The Sixties and hippies are easily parodied and ridiculed. I myself was never full-bore hippie, and even then I saw some of the downside. But – there was an upside. The values were perhaps naive, but they were genuine and benevolent. There were surely excesses, but even the excesses were a foil to a stagnant orthodoxy that could use a foil. We were better for the Big Love of the era and the movement.
I wish I had known the people and story of 7 Virginia Streets. Maybe I’ll learn it. May they be in peace.
I showed the draft of this blog to my friend. He still looks like Central Casting’s version of hippie, although as you know his quarters are furnished in a lean, sleek, Danish modern motif.
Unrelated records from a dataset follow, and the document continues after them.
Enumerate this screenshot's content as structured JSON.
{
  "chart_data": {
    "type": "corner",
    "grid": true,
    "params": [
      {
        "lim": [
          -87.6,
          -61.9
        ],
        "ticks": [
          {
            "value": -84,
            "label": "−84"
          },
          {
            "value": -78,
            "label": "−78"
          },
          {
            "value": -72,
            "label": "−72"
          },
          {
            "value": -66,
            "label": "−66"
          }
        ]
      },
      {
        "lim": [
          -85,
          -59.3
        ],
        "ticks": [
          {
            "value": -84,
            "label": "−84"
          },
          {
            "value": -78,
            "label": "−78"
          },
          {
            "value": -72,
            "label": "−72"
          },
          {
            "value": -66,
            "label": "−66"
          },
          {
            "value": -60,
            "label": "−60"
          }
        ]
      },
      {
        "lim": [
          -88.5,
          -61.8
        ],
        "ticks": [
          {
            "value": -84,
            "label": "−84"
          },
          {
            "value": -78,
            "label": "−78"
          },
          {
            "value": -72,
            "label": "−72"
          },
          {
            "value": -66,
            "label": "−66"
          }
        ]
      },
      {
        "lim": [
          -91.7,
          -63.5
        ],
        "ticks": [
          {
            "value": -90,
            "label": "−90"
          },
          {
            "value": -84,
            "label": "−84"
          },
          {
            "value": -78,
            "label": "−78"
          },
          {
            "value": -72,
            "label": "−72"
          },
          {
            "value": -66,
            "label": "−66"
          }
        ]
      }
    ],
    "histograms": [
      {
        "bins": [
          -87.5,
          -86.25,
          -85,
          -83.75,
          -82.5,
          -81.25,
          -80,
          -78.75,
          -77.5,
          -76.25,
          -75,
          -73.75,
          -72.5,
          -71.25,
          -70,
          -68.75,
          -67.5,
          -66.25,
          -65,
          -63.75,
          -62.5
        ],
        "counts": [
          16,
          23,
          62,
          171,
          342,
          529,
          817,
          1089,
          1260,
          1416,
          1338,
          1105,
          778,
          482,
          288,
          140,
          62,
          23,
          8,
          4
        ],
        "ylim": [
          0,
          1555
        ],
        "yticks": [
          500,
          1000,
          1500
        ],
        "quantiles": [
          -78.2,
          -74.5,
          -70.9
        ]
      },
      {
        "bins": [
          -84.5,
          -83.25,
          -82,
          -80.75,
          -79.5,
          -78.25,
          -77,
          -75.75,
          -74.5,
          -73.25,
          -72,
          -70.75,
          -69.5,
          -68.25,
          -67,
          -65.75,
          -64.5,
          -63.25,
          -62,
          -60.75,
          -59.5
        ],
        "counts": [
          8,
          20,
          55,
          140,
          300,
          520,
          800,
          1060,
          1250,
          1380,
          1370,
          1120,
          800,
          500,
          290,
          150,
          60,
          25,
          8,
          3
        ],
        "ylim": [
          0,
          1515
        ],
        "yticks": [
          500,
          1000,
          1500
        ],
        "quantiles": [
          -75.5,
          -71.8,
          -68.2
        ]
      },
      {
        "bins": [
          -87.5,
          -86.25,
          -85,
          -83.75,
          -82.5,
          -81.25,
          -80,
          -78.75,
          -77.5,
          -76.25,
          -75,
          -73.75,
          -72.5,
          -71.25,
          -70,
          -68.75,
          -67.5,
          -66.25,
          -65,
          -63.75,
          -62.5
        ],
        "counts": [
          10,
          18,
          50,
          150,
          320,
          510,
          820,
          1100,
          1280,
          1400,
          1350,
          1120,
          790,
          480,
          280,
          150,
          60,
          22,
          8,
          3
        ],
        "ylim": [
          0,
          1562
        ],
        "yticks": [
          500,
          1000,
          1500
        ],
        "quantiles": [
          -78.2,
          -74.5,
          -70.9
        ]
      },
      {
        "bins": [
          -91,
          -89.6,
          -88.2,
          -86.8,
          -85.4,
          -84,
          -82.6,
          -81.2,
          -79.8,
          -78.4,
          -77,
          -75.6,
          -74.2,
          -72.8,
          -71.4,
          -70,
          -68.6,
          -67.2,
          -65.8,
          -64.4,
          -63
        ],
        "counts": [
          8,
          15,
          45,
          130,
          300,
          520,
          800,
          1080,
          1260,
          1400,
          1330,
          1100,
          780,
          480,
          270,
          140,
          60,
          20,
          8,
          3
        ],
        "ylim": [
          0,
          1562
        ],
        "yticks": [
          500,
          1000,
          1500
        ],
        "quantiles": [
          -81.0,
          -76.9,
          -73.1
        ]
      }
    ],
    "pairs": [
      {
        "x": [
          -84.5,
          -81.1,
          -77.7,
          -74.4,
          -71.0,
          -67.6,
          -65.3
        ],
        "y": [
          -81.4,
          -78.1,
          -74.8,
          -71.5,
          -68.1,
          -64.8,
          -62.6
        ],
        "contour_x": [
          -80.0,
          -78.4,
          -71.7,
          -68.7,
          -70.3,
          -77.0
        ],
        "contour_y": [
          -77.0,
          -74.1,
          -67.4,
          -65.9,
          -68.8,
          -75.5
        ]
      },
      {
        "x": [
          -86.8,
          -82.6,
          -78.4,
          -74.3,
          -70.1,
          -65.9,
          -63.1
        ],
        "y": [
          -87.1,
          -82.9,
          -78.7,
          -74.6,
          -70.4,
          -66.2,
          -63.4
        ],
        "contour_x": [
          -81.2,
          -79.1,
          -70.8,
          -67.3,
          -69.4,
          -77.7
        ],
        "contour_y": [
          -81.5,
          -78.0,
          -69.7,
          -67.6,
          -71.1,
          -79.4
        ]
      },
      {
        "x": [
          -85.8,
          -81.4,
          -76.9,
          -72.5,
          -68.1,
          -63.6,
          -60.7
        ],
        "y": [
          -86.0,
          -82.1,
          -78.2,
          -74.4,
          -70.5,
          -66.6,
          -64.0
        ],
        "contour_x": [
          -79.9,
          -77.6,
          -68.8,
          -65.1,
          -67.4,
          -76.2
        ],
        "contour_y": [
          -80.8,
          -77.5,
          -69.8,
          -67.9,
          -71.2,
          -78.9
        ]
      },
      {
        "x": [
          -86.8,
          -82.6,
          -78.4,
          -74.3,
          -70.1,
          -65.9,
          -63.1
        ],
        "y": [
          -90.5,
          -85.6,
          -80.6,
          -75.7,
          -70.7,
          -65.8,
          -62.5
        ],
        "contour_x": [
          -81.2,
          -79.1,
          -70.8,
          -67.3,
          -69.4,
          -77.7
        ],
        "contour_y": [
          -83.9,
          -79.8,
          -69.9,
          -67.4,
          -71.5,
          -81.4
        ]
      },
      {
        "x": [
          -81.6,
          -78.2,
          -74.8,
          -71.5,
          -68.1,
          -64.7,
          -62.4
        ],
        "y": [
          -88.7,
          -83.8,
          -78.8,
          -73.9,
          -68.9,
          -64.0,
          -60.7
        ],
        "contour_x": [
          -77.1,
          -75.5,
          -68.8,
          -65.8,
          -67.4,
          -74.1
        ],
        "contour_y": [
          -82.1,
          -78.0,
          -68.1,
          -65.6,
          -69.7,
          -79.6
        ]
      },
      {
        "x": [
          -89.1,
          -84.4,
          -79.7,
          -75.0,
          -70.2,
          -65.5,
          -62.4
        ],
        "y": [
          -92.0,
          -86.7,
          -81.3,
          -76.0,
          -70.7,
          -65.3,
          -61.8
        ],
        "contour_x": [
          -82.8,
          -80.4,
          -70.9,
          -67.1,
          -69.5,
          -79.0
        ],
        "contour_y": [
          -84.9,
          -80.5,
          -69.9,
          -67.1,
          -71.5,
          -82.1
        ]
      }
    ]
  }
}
He looked up from the post and quoted Donovan “And who’s going to be the one/ To say it was no good what we done?”
Good point. He asked if we could watch “Hair” tonight. Sure. But what about the post?
I’m sorry to see that this singular edifice is now gone, as it surely must have qualified as the quirkiest of Quirkeley.
I remember the first time I encountered it when I was working on a street light on the same block and it immediately piqued my curiosity.
Since I was operating a large and noisy truck on that narrow street and I seemed to be intently examining the property, the eccentric owner came out and guardingly questioned what I was doing there.
I told him that I was a City electrician at work but that I admired his unusual decor, and that my wife was a kindred spirit in that regard.
He seemed a bit of a paranoid curmudgeon but grudgingly accepted my explanation.
I suspect that those who indulge in the apophasis of personal artistic expression quite often are gregarious introverts, as I admit that I too have some of that predilection.
I have found out from personal experience that there is a common thread which is a fine line (sorry for the mixed metaphor) between the desire to acquire materials for the realization of that creative expression and pathological hoarding.
It is sad that quirky vernacular art is typically temporal, belying the old adage, “Ars longa, vita brevis.”
Thank you for preserving a photographic record of this remarkable place.
I met the owner of 7 Virginia Gardens two years ago while looking at a neighbors house that was for sale. He was nice and told me good things about the house and the block.
I live on this street and was Gary’s neighbor. He was a nice guy, and even though it was a little bit hoarder-like, I miss the quirk and personality he brought to the neighborhood.